SEMPRE AL LIMITE - La sua carriera parla di 214 Gran Premi disputati, con uno score tutto sommato modesto: due secondi posti (Germania 1983 e Sudafrica 1983), una pole position (a Long Beach, l'anno prima: all'epoca fu il più giovane a partire al palo in una gara di Formula 1, sottraendo il primato a Jacky Ickx) e un giro più veloce (Belgio 1983), tutti ottenuti sull'Alfa Romeo.
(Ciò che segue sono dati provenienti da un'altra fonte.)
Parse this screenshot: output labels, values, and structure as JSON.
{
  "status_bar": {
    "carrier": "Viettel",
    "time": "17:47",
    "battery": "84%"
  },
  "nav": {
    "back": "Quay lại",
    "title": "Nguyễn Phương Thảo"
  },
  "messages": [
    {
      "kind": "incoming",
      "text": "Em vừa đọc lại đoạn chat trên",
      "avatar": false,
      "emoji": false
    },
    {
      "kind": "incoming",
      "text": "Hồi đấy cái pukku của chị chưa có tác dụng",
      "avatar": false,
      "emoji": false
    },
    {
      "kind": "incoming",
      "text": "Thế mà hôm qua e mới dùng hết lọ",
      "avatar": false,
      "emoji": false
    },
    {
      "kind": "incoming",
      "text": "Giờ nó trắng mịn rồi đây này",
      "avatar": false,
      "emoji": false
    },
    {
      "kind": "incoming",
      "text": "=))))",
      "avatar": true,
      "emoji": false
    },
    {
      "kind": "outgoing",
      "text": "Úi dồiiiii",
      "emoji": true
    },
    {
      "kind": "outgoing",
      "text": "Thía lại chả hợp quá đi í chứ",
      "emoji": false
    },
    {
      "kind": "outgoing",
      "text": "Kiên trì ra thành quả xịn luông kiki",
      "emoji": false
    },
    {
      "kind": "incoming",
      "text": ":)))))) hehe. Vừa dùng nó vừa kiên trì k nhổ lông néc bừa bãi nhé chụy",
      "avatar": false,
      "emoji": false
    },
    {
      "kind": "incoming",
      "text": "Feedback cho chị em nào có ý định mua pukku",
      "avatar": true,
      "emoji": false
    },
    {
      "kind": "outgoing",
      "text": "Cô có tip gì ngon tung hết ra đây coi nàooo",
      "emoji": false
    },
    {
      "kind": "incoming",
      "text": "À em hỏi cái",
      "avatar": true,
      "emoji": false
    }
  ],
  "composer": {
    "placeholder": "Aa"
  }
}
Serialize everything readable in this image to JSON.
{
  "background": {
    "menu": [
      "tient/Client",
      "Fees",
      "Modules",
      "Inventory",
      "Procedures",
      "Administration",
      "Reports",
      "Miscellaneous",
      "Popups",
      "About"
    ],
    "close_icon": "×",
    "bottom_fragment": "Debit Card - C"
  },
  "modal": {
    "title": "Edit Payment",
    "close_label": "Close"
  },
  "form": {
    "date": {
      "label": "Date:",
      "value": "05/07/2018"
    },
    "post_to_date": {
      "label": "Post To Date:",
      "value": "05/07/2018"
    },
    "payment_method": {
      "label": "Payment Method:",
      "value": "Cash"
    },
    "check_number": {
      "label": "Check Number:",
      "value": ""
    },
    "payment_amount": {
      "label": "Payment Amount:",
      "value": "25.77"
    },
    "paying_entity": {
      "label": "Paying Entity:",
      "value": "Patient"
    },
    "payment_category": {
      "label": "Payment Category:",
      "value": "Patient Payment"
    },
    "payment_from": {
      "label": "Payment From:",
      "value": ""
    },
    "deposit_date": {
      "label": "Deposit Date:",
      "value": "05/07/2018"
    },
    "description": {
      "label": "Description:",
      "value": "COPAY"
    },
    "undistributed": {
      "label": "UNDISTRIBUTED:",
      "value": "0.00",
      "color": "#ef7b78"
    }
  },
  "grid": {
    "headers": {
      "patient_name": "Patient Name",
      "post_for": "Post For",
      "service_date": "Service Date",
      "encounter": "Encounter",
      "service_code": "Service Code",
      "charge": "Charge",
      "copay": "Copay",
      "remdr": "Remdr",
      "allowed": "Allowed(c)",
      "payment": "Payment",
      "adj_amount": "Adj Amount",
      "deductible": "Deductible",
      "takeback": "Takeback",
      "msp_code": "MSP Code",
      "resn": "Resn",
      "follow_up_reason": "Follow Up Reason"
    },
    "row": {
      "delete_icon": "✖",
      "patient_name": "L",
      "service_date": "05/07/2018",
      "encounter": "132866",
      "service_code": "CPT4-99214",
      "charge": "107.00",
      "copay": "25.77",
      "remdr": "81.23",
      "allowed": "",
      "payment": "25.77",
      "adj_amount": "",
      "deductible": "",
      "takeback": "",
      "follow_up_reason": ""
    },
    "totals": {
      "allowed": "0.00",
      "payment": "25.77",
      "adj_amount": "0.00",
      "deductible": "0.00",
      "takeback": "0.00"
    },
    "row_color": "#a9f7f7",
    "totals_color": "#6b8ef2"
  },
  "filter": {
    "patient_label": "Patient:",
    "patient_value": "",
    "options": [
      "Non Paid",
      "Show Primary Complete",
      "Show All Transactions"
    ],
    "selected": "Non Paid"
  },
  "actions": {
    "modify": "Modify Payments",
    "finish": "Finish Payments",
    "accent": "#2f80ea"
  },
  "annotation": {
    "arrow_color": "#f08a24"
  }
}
Sull'altro piatto della bilancia, 148 gare non finite per ritiro, 22 delle quali consecutive, e un nomignolo affibbiatogli dalla stampa inglese per la sua guida irruente: Andrea De Crasheris.
FU IL DOPO PROST - Eppure, se il romano ha disputato quindici stagioni iridate, quattordici delle quali complete, un motivo c'è, ed è ben preciso: cercava sempre il limite. Il suo punto di svolta avvenne troppo presto: nel 1981 sostituì alla McLaren un certo Alain Prost, approdato alla Renault. La monoposto non era propriamente un fulmine (ma Watson la portò alla vittoria a Silverstone: era la prima Formula 1 con telaio in fibra di carbonio), le aspettative alte e il solo punto conquistato gli valsero il biglietto di ritorno per l'Alfa Romeo, dove - tra il 1982 e il 1983 - si tolse le maggiori soddisfazioni.
TRA I MITI - De Cesaris è sempre stato un osso durissimo per il compagno di squadra di turno in termini di velocità pura: si può dire che l'unico che lo sovrastò realmente fu un certo Michael Schumacher, al debutto in Formula 1, nell'unico Gran Premio disputato (quello del Belgio) con la Jordan. Un piede pesante, pesantissimo, con la passione del windsurf e della forma fisica, un accento romano mai perso, e un cospicuo numero di generazioni di piloti incrociati in carriera: nel 1980 c'era la Formula 1 di Gilles Villeneuve, nel 1994 quella di Michael Schumacher. Nel mezzo, gente come Prost, Senna, Lauda, Piquet e Mansell: nomi che hanno scritto la storia della Formula 1, il che non è propriamente poco.